Diese Vertiefung ist gegenwärtig durch ein altes in Silber getriebenes Schaustück, ungefähr gleicher Größe, ausgefüllt, anscheinend byzantinischer Arbeit, welches aber weder zu dem Styl, noch zu den übrigen Verzierungen des Schwertes, noch genau in den Rand der Vertiefung paßt und augenscheinlich später, nur mangelhaft, eingesetzt ist.
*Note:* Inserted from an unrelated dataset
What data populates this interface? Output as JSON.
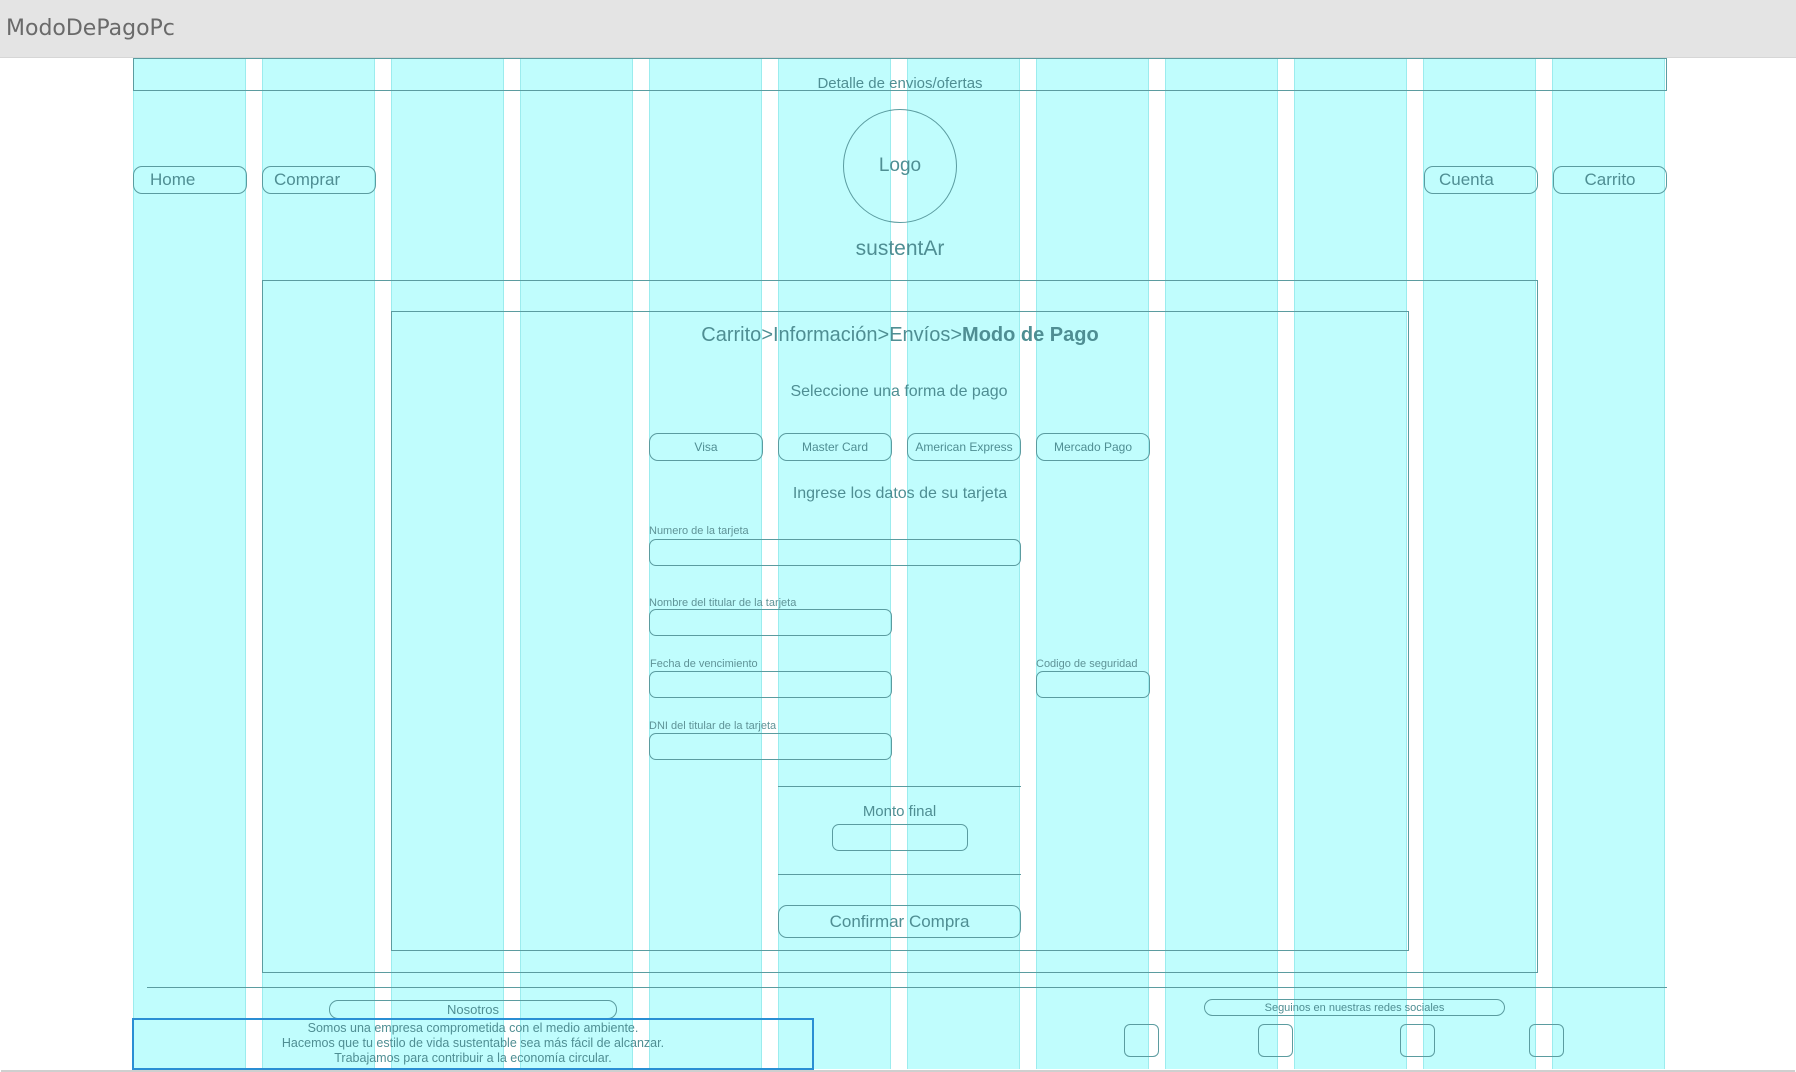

Nach mündlichen Ueberlieferungen soll die Dürer’sche Platte, ihrer Schönheit wegen, schon in früheren Zeiten aus ihrem ursprünglichen Platze herausgenommen und in die Kaiserliche Schatzkammer in Wien gebracht sein, aus welcher sie indeß spurlos verschwunden ist[10].

B. 24. Christus am Kreuze sterbend. 1508.

Von diesem Stich, welchen Dürer »das Creuz« benennt und in seinem Tagebuche mehrfach erwähnt, habe ich einzelne Abdrücke von ganz bewundernswürdiger Kraft und Wärme gesehen. Sie sind auf Papier mit dem Wasserzeichen des Ochsenkopfes, doch kommen auch sehr gute Abdrücke auf Kronenpapier vor. Das Blatt muß sehr beliebt gewesen sein, denn man findet Abdrücke von der schon sehr abgenutzten Platte, auf Papiersorten, welche noch der Lebens-Periode Dürer’s angehören.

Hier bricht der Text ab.